The Appellate Division of the New York State Supreme Court yesterday reversed a lower court's ruling that the state's March sale of $531 million of deficit notes was unconstitutional.

In a unanimous vote, the four-judge appellate division panel overturned an April decision by state Supreme Court Judge Lawrence E. Kahn of Albany County declaring the sale of tax and revenue anticipation notes unconstitutional.

The earlier ruling was made on the grounds that the state sold the securities before adopting its fiscal 1993 budget on April 2 and without voter approval.

The panel said yesterday that the Trans sale "has not been shown to be unconstitutional." The court based its decision on legal precedent that allows the state to appropriate debt and bypass voter approval, according to court documents.

The latest ruling is a significant setback for taxpayer activist Robert L. Schulz, who filed the suit against the state, Gov. Mario M. Cuomo, and the New York State Legislature.

The decision basically upholds a set of legal precedents Mr. Schulz has sought to overturn to void some of the state's bonding activities.

Mr. Schulz, who has also sued the state over the constitutionality of its Local Government Assistance Corp. bonding, said yesterday in a telephone interview that he will appeal the case to the state's highest court, the Court of Appeals, on the grounds that New York has violated its constitution by selling the securities without voter approval.

"This raises a number of serious questions," Mr. Schulz said. "When the courts make it impossible for people to challenge the behavior of government, you have despotism in the extreme."

Nancy Connell, a spokeswoman for the state attorney general's office, which appealed Judge Kahn's ruling for the state, said her office "had anticipated the ruling all along," based on the Wein decisions of the 1970s.

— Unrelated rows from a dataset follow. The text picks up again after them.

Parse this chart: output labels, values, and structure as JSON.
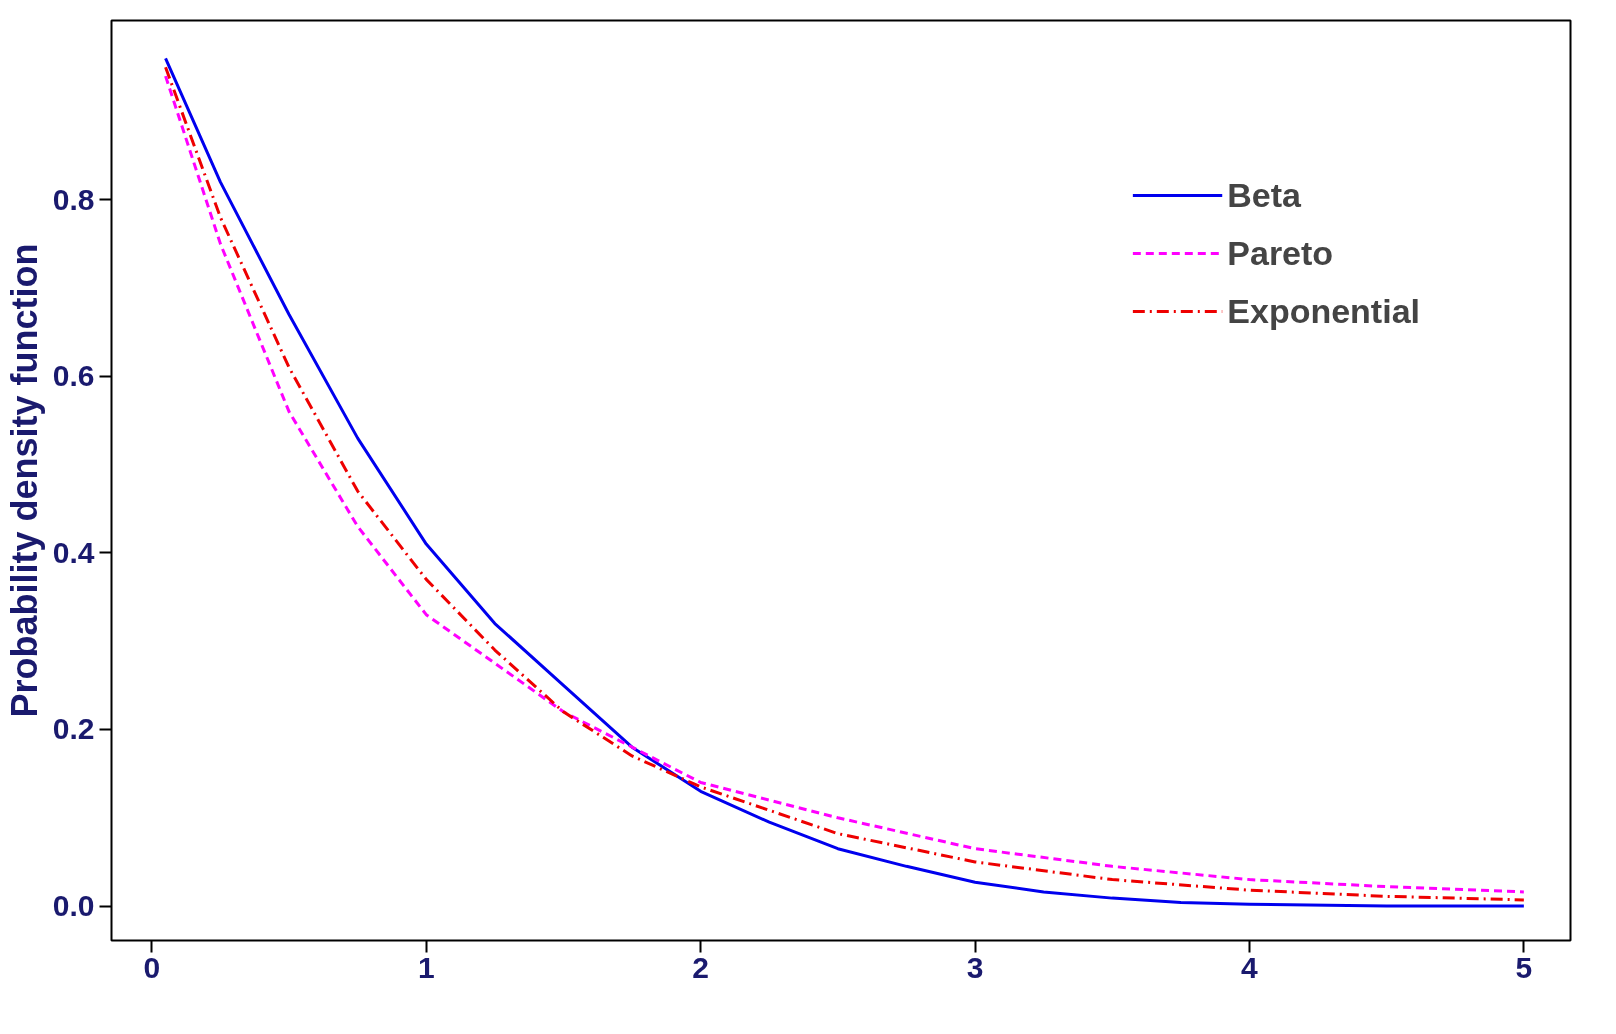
{
  "chart_data": {
    "type": "line",
    "ylabel": "Probability density function",
    "xlim": [
      -0.147,
      5.17
    ],
    "ylim": [
      -0.039,
      1.003
    ],
    "xticks": [
      0,
      1,
      2,
      3,
      4,
      5
    ],
    "yticks": [
      {
        "value": 0,
        "label": "0.0"
      },
      0.2,
      0.4,
      0.6,
      0.8
    ],
    "grid": false,
    "legend": "top right",
    "marker": "none",
    "series": [
      {
        "name": "Beta",
        "color": "#0000ee",
        "line_style": "solid",
        "x": [
          0.05,
          0.25,
          0.5,
          0.75,
          1,
          1.25,
          1.5,
          1.75,
          2,
          2.25,
          2.5,
          2.75,
          3,
          3.25,
          3.5,
          3.75,
          4,
          4.5,
          5
        ],
        "values": [
          0.96,
          0.82,
          0.67,
          0.53,
          0.41,
          0.32,
          0.25,
          0.18,
          0.13,
          0.095,
          0.065,
          0.045,
          0.027,
          0.016,
          0.009,
          0.004,
          0.002,
          0.0,
          0.0
        ]
      },
      {
        "name": "Pareto",
        "color": "#ff00ff",
        "line_style": "dashed",
        "x": [
          0.05,
          0.25,
          0.5,
          0.75,
          1,
          1.5,
          2,
          2.5,
          3,
          3.5,
          4,
          4.5,
          5
        ],
        "values": [
          0.94,
          0.75,
          0.56,
          0.43,
          0.33,
          0.22,
          0.14,
          0.1,
          0.065,
          0.045,
          0.03,
          0.022,
          0.016
        ]
      },
      {
        "name": "Exponential",
        "color": "#ee0000",
        "line_style": "dashdot",
        "x": [
          0.05,
          0.25,
          0.5,
          0.75,
          1,
          1.25,
          1.5,
          1.75,
          2,
          2.5,
          3,
          3.5,
          4,
          4.5,
          5
        ],
        "values": [
          0.95,
          0.78,
          0.61,
          0.47,
          0.37,
          0.29,
          0.22,
          0.17,
          0.135,
          0.082,
          0.05,
          0.03,
          0.018,
          0.011,
          0.007
        ]
      }
    ]
  }
}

The Wein decisions refer to a set of cases involving Brooklyn Law School Professor Leon E. Wein, who unsuccessfully sued the state in the 1970s for selling debt without taxpayer approval.

Judge Kahn in his April ruling said that the state violated the constitution because it sold the deficit Trans well before its April 2 adoption of the fiscal 1993 budget.

Trans are short-term securities that are billed as repayable in state taxes or state revenues. Judge Kahn ruled that, "The state had no budget upon which to reasonably anticipate the existence of sufficient taxes or revenues ... for the 1992-1993 fiscal year."

"What occurred here was an unconstitutional rollover of state debt without voter approval," he added.

But the appellate division said that under the precedent established in the Wein rulings, Mr. Schulz must show that revenue estimates by the state were somehow "dishonest." The court said the central issue in the case is whether the state could have "reasonably" anticipated that it would have sufficient taxes and revenues in the fiscal 1993 budget to cover the $531 million Trans sale.

"Because plaintiffs have failed to meet their burden of establishing that the 1992-1993 budget estimates were unreasonable or dishonest, the Supreme Court erred in declaring the issuance of $531 million in Trans unconstitutional and reversal is in order," the appellate division said in its order released yesterday.